Brent Rawstron, who owns Waipapa Bay with his wife, Shirley, has been growing pinot gris in Marlborough for about six years and has been continually revising his vineyard practices. At first, he said, they were getting far too much crop, with too much shading on the fruit. So a couple of years ago, he said, the pruning was changed to get a smaller crop and less foliage in the fruit zone. Those changes, Rawstron said, helped achieve the style the couple wanted.
“We are trying to keep a backbone of crisp acidity in our pinot gris so as to give the wine structure but still retain the fruit flavors of pear and baked apple,” he said via email. “A slightly earlier harvest than most Marlborough pinot gris, combined with a cool fermentation with aromatic yeasts, helps this structure and the fruit flavors. We do not oak age.
“It is probably fair to say we have moved to a style of pinot gris that is more like a Marlborough sauvignon blanc: easy drinking, good acidity and persistent fruit flavors. Generally, our wines are made to be enjoyed with food; hence they tend to be less sweet.”

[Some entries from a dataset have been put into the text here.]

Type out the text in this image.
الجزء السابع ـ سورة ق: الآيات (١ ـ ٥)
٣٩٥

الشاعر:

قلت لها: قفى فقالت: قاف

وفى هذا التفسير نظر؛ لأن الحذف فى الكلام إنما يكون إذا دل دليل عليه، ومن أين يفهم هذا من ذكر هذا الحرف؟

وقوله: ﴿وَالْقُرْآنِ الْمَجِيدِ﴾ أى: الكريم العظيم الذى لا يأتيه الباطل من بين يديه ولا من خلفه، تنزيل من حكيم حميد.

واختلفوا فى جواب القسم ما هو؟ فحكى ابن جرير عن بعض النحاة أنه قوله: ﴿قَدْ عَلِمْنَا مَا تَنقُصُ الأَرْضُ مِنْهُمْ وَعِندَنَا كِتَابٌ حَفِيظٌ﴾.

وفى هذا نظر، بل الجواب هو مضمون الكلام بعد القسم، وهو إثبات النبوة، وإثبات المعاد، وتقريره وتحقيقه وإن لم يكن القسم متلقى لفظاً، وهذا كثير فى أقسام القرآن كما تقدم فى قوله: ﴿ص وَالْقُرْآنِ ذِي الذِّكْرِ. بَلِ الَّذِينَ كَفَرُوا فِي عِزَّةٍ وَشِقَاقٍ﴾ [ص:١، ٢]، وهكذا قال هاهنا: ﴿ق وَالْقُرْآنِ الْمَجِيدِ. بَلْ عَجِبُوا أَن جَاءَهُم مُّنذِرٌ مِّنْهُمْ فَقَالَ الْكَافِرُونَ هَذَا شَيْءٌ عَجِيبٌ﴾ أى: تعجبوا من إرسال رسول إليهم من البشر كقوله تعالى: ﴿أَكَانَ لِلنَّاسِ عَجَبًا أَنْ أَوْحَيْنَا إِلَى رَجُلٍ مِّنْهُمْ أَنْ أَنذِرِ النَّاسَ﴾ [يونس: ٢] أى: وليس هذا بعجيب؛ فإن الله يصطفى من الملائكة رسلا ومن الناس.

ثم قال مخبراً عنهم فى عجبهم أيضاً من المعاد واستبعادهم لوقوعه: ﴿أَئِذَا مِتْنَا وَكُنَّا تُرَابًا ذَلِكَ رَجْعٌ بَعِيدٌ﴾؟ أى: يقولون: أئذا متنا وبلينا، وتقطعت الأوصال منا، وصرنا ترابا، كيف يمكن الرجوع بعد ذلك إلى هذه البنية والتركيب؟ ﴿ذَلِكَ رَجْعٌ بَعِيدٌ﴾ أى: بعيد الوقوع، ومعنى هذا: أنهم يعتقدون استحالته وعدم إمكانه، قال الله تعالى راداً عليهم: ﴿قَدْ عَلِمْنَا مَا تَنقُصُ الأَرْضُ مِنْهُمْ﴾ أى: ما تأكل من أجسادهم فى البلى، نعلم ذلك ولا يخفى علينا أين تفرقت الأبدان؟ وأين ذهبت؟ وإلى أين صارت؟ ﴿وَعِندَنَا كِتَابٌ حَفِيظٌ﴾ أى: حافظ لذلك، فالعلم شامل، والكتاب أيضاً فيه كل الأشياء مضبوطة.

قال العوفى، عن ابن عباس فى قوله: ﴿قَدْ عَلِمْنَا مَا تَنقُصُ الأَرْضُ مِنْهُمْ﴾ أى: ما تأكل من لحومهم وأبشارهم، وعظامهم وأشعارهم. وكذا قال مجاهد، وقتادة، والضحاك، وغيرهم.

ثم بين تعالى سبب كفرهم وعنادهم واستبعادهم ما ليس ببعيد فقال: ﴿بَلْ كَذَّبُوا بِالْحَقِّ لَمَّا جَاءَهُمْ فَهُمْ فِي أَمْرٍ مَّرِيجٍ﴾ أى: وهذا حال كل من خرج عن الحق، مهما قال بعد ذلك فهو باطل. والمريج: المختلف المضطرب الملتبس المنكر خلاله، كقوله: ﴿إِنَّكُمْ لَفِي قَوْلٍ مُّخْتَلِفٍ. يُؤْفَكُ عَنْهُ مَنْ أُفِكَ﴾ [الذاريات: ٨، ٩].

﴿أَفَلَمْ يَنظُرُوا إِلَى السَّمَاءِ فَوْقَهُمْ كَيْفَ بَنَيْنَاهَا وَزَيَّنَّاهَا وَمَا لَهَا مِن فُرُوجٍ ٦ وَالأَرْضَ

I found the 2019 Waipapa Bay Pinot Gris ($15) to be very fresh, with crisp apple fruit and a touch of spiciness.
Rawstron agreed that there has been a trend in New Zealand toward drier pinot gris. “Having said that,” he added, “many New Zealand pinot gris are still quite sweet, due to late harvesting, and others have been oak-aged.” He noted regional variations and said North Island versions are often oak-aged and higher in alcohol, while South Island wines tend to have crisper acidity and slightly lower alcohol.
The wines I’ve tasted lately have all been from the South Island. The 2016 Astrolabe Pinot Gris ($22) from Marlborough is racy and a little spicy, with fresh citrus flavors. (A newer vintage has started to show up in stores.) And the 2017 Mt. Beautiful Pinot Gris ($19), from North Canterbury, outside Christchurch, displays spicy white fruit and a hint of almond paste.
While in NZ in 2009 I sampled the Pinot Gris from Forrest Wines in Marlborough and was blown away. It was the only bottle that went back with me to the US.